Tersane, tekne imal ve çekek yerlerinde kullanılan römorkör ve benzeri deniz araçlarının tamamının 5 yıl içerisinde elektrikli olması hükme bağlandı
Bakanlık açıklamasında, ‘Türkiye 2053 net sıfır emisyon hedefi’ uyarınca yenilenebilir enerji kaynaklarının kullanımı ile enerji verimliliği konusu da düzenlenerek, karbon salınımını azaltmak üzere tersane, tekne imal ve çekek yerlerinde kullanılan römorkör ve benzeri deniz araçlarının tamamının 5 yıl içerisinde elektrikli olmasının hükme bağlandığı belirtildi. Ayrıca bakım ve onarıma gelen gemilerden tank temizliği sırasında alınan sedimanlar için sediman alım tesislerinin kurulması yükümlülüğü getirilerek, tersane alanlarında balast sedimanı kaynaklı kirliliklerin önlenmesinin sağlanacağı aktarıldı.

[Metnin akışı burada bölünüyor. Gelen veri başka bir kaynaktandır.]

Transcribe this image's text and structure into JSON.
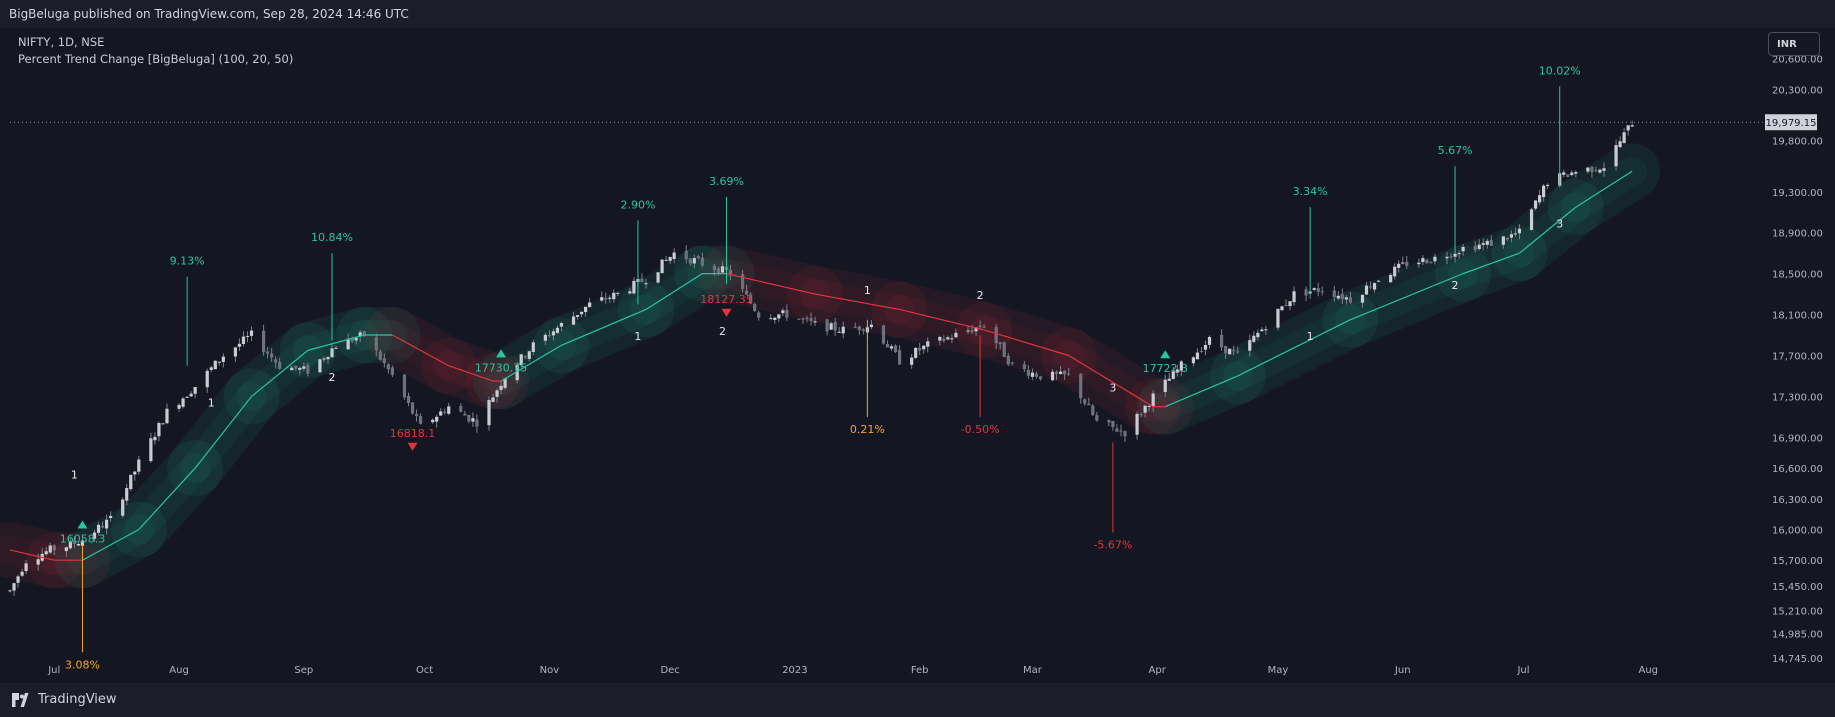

Tesislerin bulunduğu deniz alanlarında yıllık olarak deniz suyu kalitesini takip etmek üzere numuneler alınarak gerekli analizlerin yapılacağı ve raporlamaların gerçekleştirileceği bildirilen açıklamada, “Yıllara sari raporlar karşılaştırılarak tesislerin bulunduğu deniz alanının durumu takip edilebilecek. Tesisler faaliyete geçtikten sonraki bir yıl içerisinde çevre izni yenileme sürecinde ve sonraki üçüncü yılda olmak üzere tesis izleme raporu hazırlama yükümlülüğü getirildi. Faaliyette olan tesislerin bir yıl içerisinde bu raporu hazırlamaları gerekecek. Rapor ile her bir tesisin yürütmekte olduğu faaliyetler, kullanılan malzeme ve ekipmanlar, çevreye olan olumsuz etkileri azaltmak üzere alınan önlemler, tesiste uygulanan temiz üretim teknikleri ile oluşan atıklar ve bu atıkların yönetimine dair bilgiler izlenmiş olacak” denildi.

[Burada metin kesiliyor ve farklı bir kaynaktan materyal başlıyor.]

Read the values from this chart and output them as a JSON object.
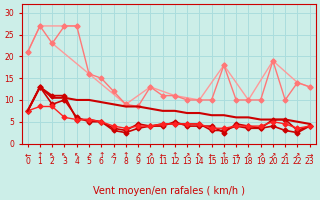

Marmara Denizi’nde yaşanan müsilaj sonrasında kirliliğin kontrol altına alınması ve giderine yönelik Bakanlık koordinasyonunda üniversiteler ve ilgili kurum ve kuruluşların katılımı ile 22 maddeden oluşan “Marmara Denizi Eylem Planı” hazırlandığı belirtilen açıklamada şunlar kaydedildi:
“Marmara Denizi Eylem Planı, 6 Haziran 2021 tarihinde Marmara Denizi’ne kıyısı olan tüm illerin üst düzey yöneticileri ile imza altına alınarak kamuoyu ile paylaşılmıştı. Marmara Denizi Eylem Planı çerçevesinde Marmara Denizi Havzası’nı iyi çevresel duruma ulaştırmak için politika ve stratejilerin belirlenmesi ve uygulanması amacıyla 2021-2024 dönemi için Marmara Denizi Bütünleşik Stratejik Planı hazırlanmış olup, Marmara Denizi Eylem Planı Koordinasyon Kurulu’nun 22 Ekim 2021 tarihinde gerçekleştirilen 3’üncü toplantısında onaylanarak yürürlüğe girmişti. Gerek Marmara Denizi Eylem Planı gerekse Marmara Denizi Bütünleşik Planı’nda Marmara Denizi’nin iyi çevresel duruma ulaştırılması amacıyla denize baskı ve etki eden tüm sektörlerin kontrol altına alınmasına yönelik faaliyet, tedbir ve düzenlemeler belirlenmişti. Faaliyetlerden biri ise tersanecilik faaliyetleri neticesinde oluşan kirlilik kaynaklarının ve türlerinin belirlenerek temiz üretim tekniklerinin oluşturulması, tersanelerde temiz üretim tekniklerinin yaygınlaştırılması amacıyla mevzuat oluşturulması hususudur.”
Açıklamada ayrıca yayımlanan yönetmelikle Marmara Denizi Eylem Planı ve Marmara Denizi Bütünleşik Planı’nda belirtilen faaliyetlerden birinin icra edilmiş olduğu bildirildi.